Explaining Damascus’s decision to skip the Paris meetings after the al-Hasakah conference, Idlibi said the gathering was structured incorrectly. It had given a platform to figures linked to the Assad regime and presented the process in sectarian, religious, or ethnic terms, which Damascus considered a misstep.

Negotiating Privileges

Ammar Jallou argues that the postponement of the Paris meeting between the SDF and Damascus was the result of Turkish pressure on the Syrian government. Ankara, he said, fears a French position supportive of the SDF, tied to French Turkish rivalry in Syria.

Turkiye is pressing the SDF to integrate into the Syrian state and to close the file on weapons depots in civilian areas as well as the tunnel network stretching along the Turkish Syrian border.

Turkish Foreign Minister Hakan Fidan said at a joint press conference with his Syrian counterpart, Asaad al-Shaibani, in Ankara on August 13, 2025, that SDF fighters must stop stalling and commit to the integration agreement with the Syrian government.

According to observers, Sweida views the SDF as one of the actors supporting its project in southern Syria.

Pro-government Turkish journalist Abdulkadir Selvi said U.S. Ambassador to Ankara and Special Envoy for Syria Thomas Barrack shifted his tone on U.S. policy toward Syria.
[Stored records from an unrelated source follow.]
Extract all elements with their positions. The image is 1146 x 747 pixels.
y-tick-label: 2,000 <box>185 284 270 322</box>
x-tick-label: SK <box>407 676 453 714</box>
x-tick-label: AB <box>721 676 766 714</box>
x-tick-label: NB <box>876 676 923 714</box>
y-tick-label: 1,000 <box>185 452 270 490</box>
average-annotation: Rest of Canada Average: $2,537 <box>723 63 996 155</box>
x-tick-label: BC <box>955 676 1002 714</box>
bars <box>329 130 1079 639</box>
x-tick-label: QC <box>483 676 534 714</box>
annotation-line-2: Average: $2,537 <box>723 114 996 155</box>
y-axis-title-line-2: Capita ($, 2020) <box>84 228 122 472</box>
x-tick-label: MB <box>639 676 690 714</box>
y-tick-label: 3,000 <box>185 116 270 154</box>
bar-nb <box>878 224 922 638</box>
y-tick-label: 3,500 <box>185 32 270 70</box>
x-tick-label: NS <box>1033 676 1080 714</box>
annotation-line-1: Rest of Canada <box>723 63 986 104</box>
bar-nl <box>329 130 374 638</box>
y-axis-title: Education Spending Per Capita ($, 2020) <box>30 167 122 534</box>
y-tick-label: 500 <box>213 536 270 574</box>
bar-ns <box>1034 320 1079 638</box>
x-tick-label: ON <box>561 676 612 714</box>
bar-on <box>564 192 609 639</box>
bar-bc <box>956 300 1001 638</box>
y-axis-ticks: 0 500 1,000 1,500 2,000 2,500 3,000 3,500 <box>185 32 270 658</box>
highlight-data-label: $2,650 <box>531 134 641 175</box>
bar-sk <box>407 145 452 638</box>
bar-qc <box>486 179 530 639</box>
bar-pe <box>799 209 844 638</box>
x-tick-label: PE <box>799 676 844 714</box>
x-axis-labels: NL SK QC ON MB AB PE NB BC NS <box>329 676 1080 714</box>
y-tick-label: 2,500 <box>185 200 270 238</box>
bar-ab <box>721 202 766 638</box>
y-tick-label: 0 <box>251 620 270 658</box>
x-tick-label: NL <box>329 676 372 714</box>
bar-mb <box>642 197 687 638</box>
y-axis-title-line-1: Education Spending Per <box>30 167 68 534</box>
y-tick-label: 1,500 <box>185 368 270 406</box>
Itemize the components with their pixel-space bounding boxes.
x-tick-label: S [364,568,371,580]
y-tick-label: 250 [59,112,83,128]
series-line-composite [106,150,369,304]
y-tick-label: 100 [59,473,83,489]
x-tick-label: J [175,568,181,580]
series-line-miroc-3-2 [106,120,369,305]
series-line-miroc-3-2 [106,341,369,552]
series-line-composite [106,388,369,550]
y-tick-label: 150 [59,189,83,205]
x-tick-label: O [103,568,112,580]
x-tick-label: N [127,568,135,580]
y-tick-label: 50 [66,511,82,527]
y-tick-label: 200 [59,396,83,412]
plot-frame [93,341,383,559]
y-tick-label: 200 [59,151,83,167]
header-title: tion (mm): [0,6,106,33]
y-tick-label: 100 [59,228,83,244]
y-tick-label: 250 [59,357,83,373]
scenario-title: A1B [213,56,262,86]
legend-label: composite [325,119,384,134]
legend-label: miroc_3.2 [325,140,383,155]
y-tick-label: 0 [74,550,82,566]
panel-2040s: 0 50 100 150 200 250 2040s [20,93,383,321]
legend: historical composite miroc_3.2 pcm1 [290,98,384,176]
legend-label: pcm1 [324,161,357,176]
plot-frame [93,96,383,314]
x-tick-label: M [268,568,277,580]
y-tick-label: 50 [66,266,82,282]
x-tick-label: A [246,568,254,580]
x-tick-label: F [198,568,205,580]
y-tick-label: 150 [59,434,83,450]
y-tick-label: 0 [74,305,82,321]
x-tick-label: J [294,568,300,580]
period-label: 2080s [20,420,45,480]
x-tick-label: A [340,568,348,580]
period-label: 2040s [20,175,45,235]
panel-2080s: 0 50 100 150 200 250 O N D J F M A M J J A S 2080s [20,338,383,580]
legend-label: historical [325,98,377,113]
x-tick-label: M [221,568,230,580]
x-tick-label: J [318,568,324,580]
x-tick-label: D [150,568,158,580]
Selvi said the change followed Barrack’s meeting with Mazloum Abdi. In his article published on Hurriyet on August 28, 2025, he added that the ambassador’s stance had unsettled officials in Ankara.

“Israel is demanding privileges for Druze under its sway in Syria and is pressing for this through the U.S. administration.”

“Israel has influence within the SDF and the latter is pressing the point by saying that what Israel seeks for the Druze, it also wants for itself,” Selvi wrote.

“This is the current situation regarding the Druze and the SDF in Syria.”

Israeli Prime Minister Benjamin Netanyahu said during a meeting with Israeli Druze leader Muwaffaq Tarif and several Druze figures, in a video released by his office on August 28, 2025, that discussions are underway to establish a demilitarized zone in southern Syria and to create a humanitarian corridor to deliver aid to Sweida.

“We are focusing on three things: Protecting the Druze community in the Sweida governorate, but not only there; creating a demilitarised zone stretching from the Golan Heights [passing] south of Damascus down to and including Sweida; and establishing a humanitarian corridor to allow the delivery of aid,” Netanyahu said.

Notably, the United States continues to urge the SDF to integrate with the new Syria. In an interview with Kurdistan 24 in July 2025, Ambassador Barrack said that while he recognized the SDF’s role in the fight against the Islamic State, it must accept the reality that its only future path lies with Damascus.

90% of Syria’s oil and gas resources are concentrated in SDF-held areas, particularly in al-Hasakah and Deir ez-Zor provinces. Those resources could play a key role in the return of about one million refugees and displaced people.